Affaiblissement des liens syndicats-parti en Allemagne
Ainsi, en Allemagne comme au Royaume-Uni, les confédérations ont été historiquement associées à la réflexion programmatiques des partis de gauche, le Trade Union Congress (TUC) avec les travaillistes britanniques, le DGB avec les sociaux-démocrates allemands.
Mais, outre-Manche, les liens syndicats-parti ont été réduits pratiquement à néant avec l’avènement du « New Labour » de Tony Blair. En Allemagne, ces liens se sont singulièrement distendus, surtout depuis la mise en œuvre au début des années 2000 des réformes libérales du chancelier social-démocrate Gerhard Schröder qui ont été adoptées malgré l’opposition des syndicats.

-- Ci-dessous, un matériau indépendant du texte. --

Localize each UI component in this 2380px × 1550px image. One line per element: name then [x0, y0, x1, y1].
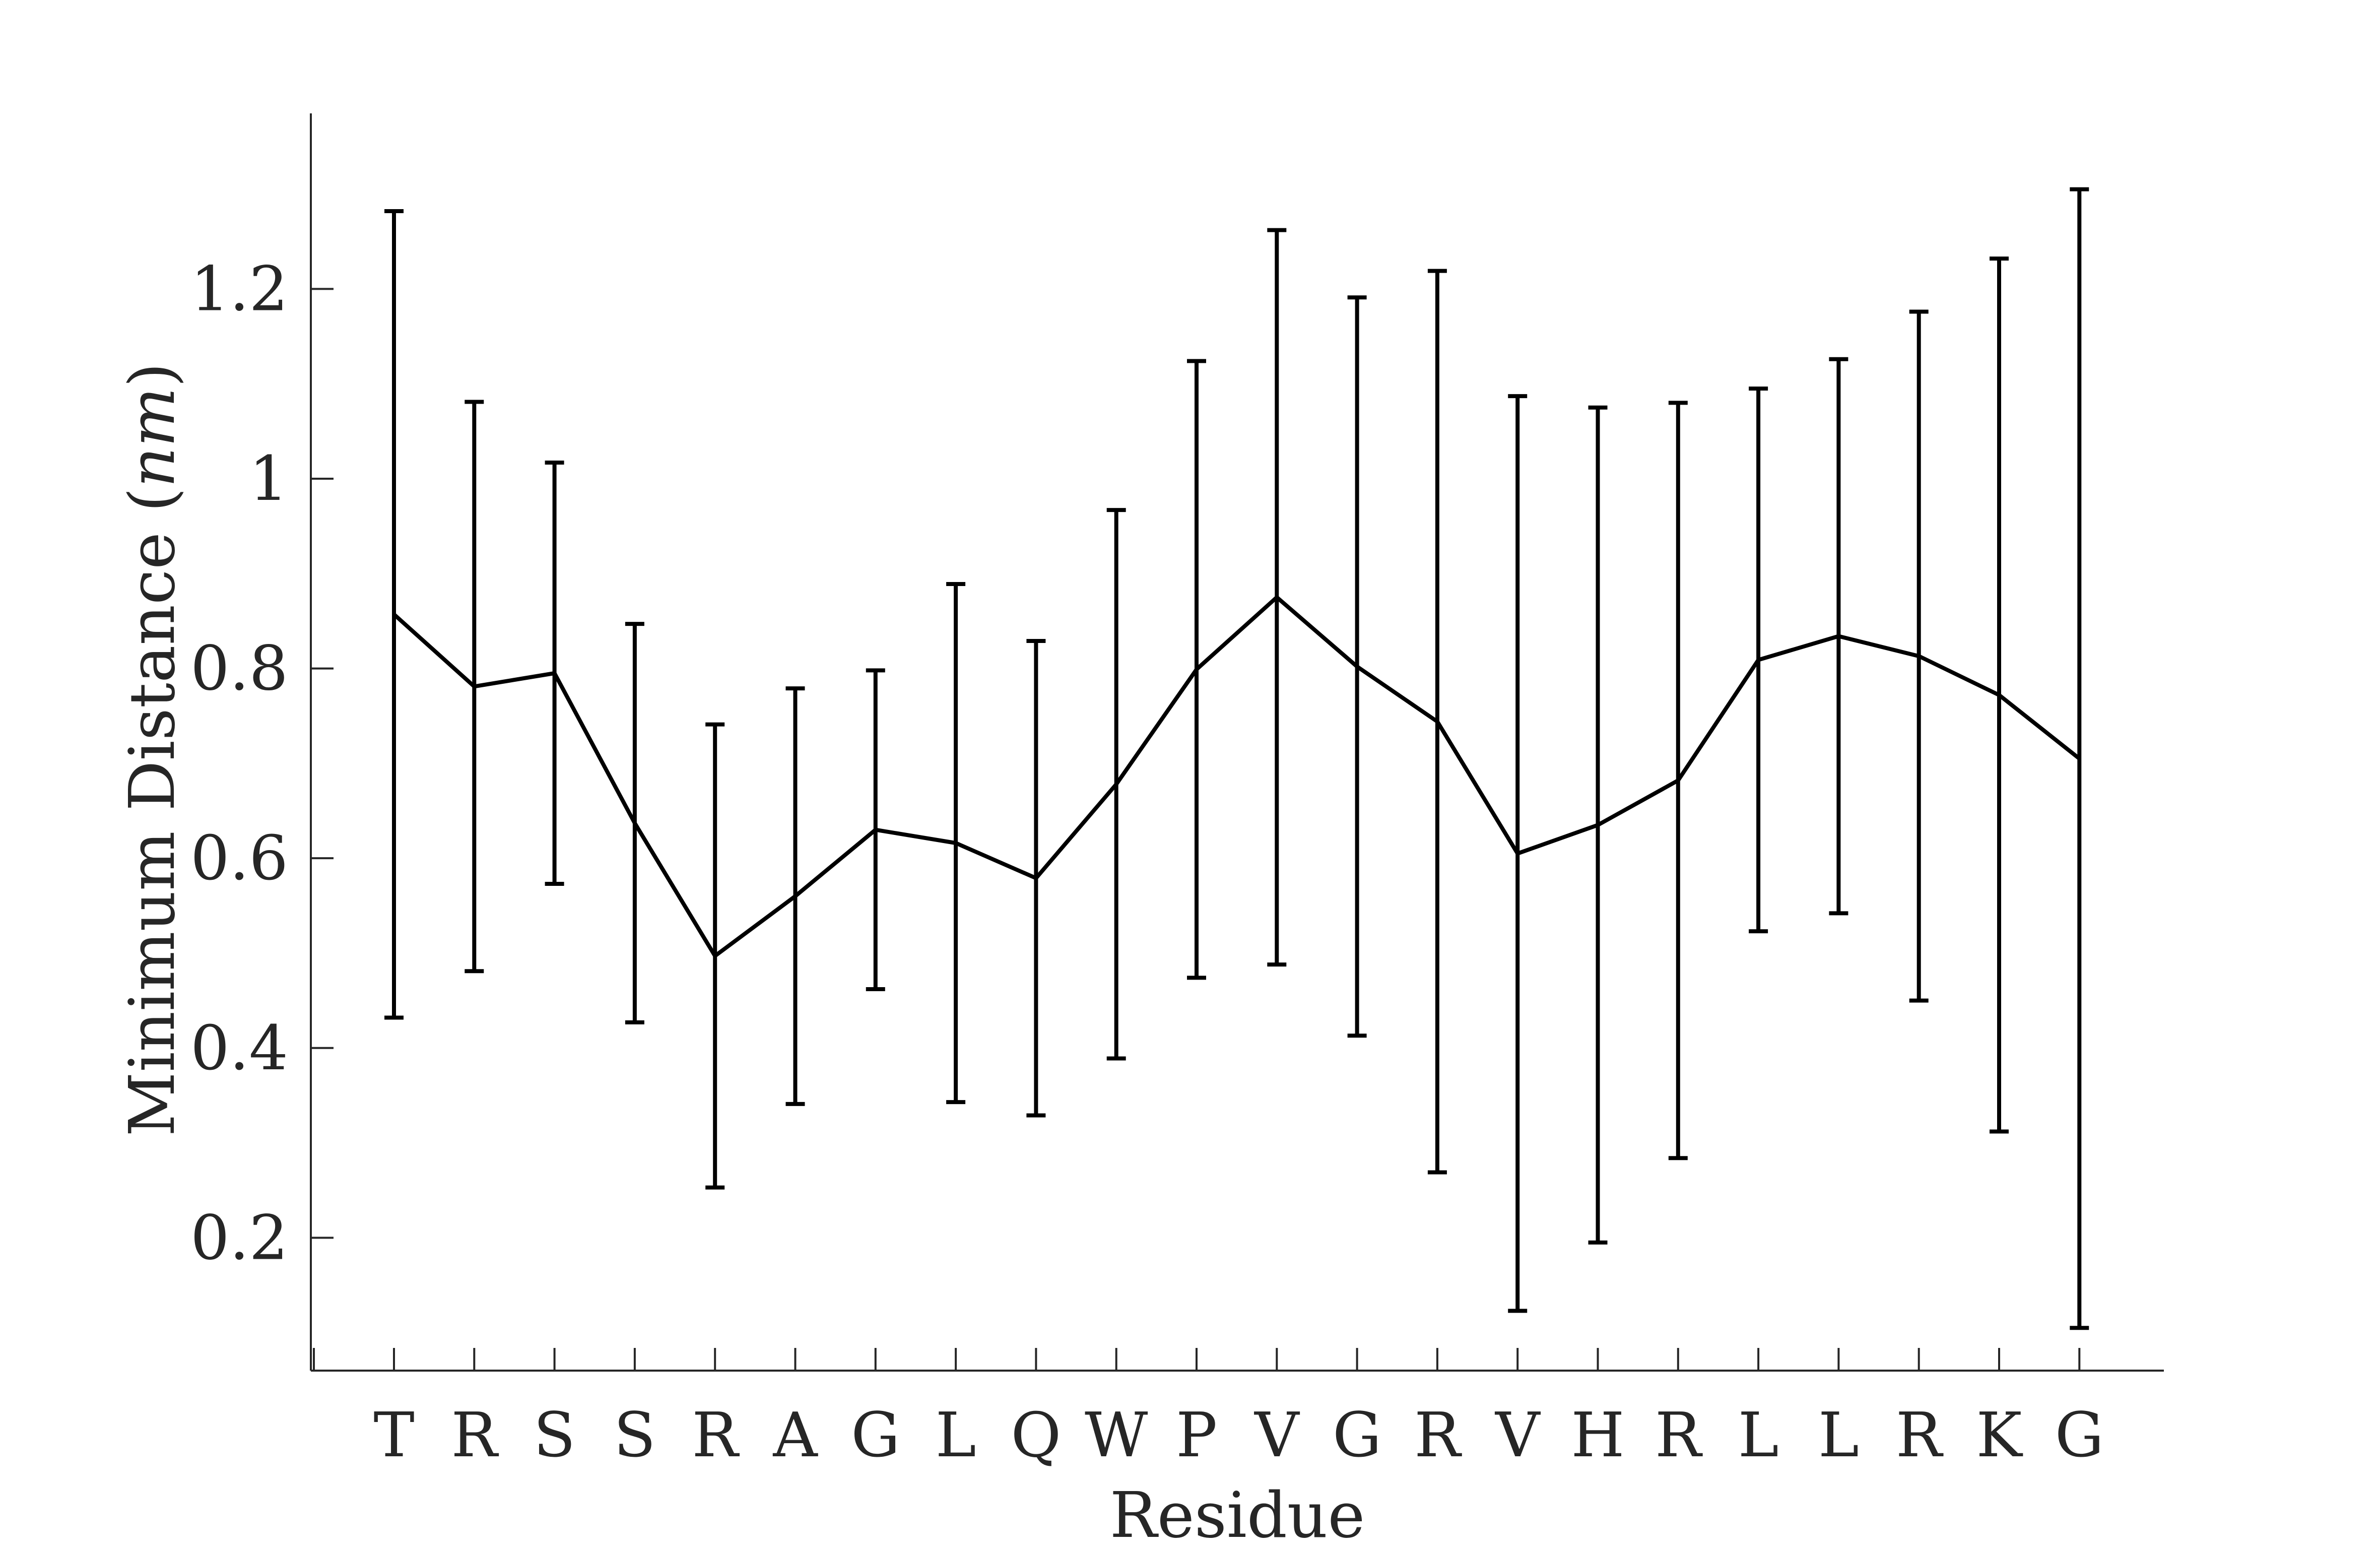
y-axis-title-unit: nm	[116, 387, 189, 487]
y-tick-label: 1	[249, 443, 288, 514]
y-axis-title: Minimum Distance (nm)	[116, 363, 189, 1137]
x-tick-label: L	[1818, 1399, 1859, 1471]
x-tick-label: V	[1253, 1399, 1300, 1471]
series-line	[392, 595, 2081, 958]
x-axis-title: Residue	[1110, 1479, 1365, 1547]
x-tick-label: T	[373, 1399, 414, 1471]
x-tick-label: S	[534, 1399, 576, 1471]
x-tick-label: R	[692, 1399, 740, 1471]
x-tick-label: R	[1896, 1399, 1944, 1471]
y-axis-title-text: Minimum Distance (	[116, 487, 189, 1136]
x-tick-label: G	[2055, 1399, 2104, 1471]
x-tick-label: W	[1085, 1399, 1148, 1471]
y-tick-label: 0.6	[190, 822, 288, 894]
x-tick-label: H	[1571, 1399, 1624, 1471]
x-tick-label: S	[614, 1399, 656, 1471]
x-tick-label: V	[1494, 1399, 1541, 1471]
x-tick-label: R	[451, 1399, 499, 1471]
x-tick-label: K	[1976, 1399, 2023, 1471]
y-tick-label: 0.2	[190, 1202, 288, 1273]
x-tick-label: A	[772, 1399, 818, 1471]
x-tick-label: R	[1414, 1399, 1462, 1471]
x-tick-label: R	[1655, 1399, 1703, 1471]
x-tick-label: P	[1176, 1399, 1217, 1471]
x-tick-label: G	[1333, 1399, 1381, 1471]
x-tick-label: Q	[1011, 1399, 1061, 1471]
y-tick-label: 0.4	[190, 1012, 288, 1084]
y-axis-title-close: )	[116, 363, 189, 388]
x-tick-label: L	[936, 1399, 976, 1471]
x-tick-label: L	[1738, 1399, 1779, 1471]
y-tick-label: 1.2	[190, 253, 288, 325]
x-tick-label: G	[851, 1399, 900, 1471]
y-tick-label: 0.8	[190, 633, 288, 704]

De nombreux syndiqués allemands sont désormais plus proches du parti de gauche Die Linke, voire des Verts dont est membre le président du grand syndicat des services Ver.di. Fait symptomatique, l’instauration en Allemagne d’un salaire minimum généralisé a fait grincer des dents à beaucoup de syndicats attachés à l’autonomie tarifaire des branches d’activité dont les négociations se centrent sur la détermination d’un salaire « pivot » plutôt que d’un salaire minimum
Bref, très efficaces dans la défense des intérêts quotidiens des salariés et largement associés à la gestion des entreprises, les syndicats allemands sont devenus des spectateurs de l’élaboration des normes sociales.
Grandes disparités dans les taux de syndicalisation
Contrairement à l’idée reçue, le taux de syndicalisation n’est pas très élevé outre-Rhin. A 18%, il se situe certes très au dessus des 7,7% de la France, lanterne rouge européenne à cet égard après l’Estonie. Mais il reste inférieur à la moyenne européenne et n’a rien à voir avec les chiffres record atteints en Scandinavie (70% environ), en Belgique (50%) et même en Italie (35%).
Il faut dire qu’en Belgique et dans les pays du Nord, l’accès à la plupart des prestations sociales et au bénéfice des conventions collectives est réservé aux syndiqués. Pas en Allemagne, ni en France où, pourtant, près de 98% des salariés du secteur non agricole sont couverts par une convention collective.
N’y aurait-il pas un paradoxe français avec des syndicats faibles exerçant un fort pouvoir, à tout le moins un pouvoir de nuisance ? En fait, le paradoxe tient surtout au système productif français qui fait coexister quelques dizaines de grosses entreprises mondialisées avec une myriade de très petites entreprises, à la différence de la plupart de nos voisins italiens, britanniques et surtout allemands où les grosses PME sont légions.
Les confédérations ne négocient plus les salaires en France
Conséquence pour l’Hexagone : des négociations salariales et sociales très effectives au niveau des grandes firmes, fort peu opératoires au niveau des petites et plutôt en déshérence au niveau des branches. Il s’ensuit que les confédérations syndicales n’ont pas la main en France sur les salaires et doivent se cantonner à une « concertation sociale » qui ne leur fait jouer un rôle réel que dans le cadre du paritarisme.
Ce pouvoir « politique » des syndicats est encore moindre ailleurs mais, du moins, les grandes organisations professionnelles peuvent-elles afficher des succès en matière de négociations salariales. On pense en particulier au syndicat de la métallurgie en Allemagne.
Cela dit, faute d’une démocratie locale vivante et à cause de l’érosion de plus en plus rapide de la légitimité des gouvernements en place, les confédérations syndicales de salariés sont amenés à endosser naturellement, en France, un rôle de « porte-parole des mécontents » qui les rend peu à même d’infléchir les décisions gouvernementales.